Where it falls short:

  • No native warehouse sink. Teams piping into Snowflake / BigQuery schedule an API pull, fine, but an extra moving part.
  • Dashboard depth is good for two-to-four-dimension slicing; beyond that, the product nudges toward SQL export.
  • The metadata-header model assumes the wrapper sets the right headers. First-week setups commonly miss either repo or session_id until someone notices the slice is empty.
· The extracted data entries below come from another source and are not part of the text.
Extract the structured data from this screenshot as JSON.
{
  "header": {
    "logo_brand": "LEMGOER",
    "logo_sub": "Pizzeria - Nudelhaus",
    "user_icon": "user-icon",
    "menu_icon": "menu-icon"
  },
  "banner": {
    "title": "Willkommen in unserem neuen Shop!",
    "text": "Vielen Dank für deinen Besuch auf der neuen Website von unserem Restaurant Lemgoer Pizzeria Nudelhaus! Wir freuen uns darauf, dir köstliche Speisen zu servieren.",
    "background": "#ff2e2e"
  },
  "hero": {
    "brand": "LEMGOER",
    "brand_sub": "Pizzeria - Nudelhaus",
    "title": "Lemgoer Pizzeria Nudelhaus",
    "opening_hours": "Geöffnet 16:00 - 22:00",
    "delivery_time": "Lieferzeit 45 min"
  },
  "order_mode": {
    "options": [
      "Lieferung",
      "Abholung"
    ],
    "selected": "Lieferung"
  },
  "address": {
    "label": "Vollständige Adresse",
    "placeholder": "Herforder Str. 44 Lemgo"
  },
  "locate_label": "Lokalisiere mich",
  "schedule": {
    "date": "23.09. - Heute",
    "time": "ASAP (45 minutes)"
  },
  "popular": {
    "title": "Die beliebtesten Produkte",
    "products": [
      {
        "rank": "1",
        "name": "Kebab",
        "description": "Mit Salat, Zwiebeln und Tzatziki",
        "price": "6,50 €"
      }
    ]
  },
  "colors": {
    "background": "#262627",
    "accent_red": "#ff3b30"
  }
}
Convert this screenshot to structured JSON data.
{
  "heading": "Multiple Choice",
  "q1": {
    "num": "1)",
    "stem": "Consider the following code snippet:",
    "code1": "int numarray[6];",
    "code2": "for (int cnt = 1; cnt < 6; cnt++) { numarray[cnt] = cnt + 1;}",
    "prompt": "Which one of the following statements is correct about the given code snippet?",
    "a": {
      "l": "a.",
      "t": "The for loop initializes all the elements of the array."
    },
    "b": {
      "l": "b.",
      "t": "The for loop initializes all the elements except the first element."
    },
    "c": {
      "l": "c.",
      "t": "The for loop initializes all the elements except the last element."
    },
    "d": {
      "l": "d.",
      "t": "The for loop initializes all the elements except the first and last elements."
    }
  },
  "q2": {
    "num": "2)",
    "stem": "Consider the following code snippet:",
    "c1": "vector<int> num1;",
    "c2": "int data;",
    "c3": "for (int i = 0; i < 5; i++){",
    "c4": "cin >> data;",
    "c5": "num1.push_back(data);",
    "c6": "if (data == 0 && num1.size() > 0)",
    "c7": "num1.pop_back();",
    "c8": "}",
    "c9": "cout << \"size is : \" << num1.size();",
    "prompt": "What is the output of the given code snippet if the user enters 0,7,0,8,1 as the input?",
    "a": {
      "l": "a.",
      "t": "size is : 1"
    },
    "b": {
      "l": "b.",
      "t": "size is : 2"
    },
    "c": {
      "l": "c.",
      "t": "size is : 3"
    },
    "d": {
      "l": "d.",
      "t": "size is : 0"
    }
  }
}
Pricing: Free 10K requests/day. Scale starts at $99/month. Enterprise custom with SOC 2 Type II.

Score: 5.5/7 axes.


3. Helicone: Best for lowest-friction Claude Code monitoring

Verdict: Right pick when the team is under 15 developers on Claude Code, the monitoring story is “per-request cost table plus a daily Slack digest,” and platform-engineering capacity is roughly zero. Drop the proxy URL in front of Anthropic, get a usable dashboard in 20 minutes. Slicing depth and retention are below the other four; setup time is the lowest.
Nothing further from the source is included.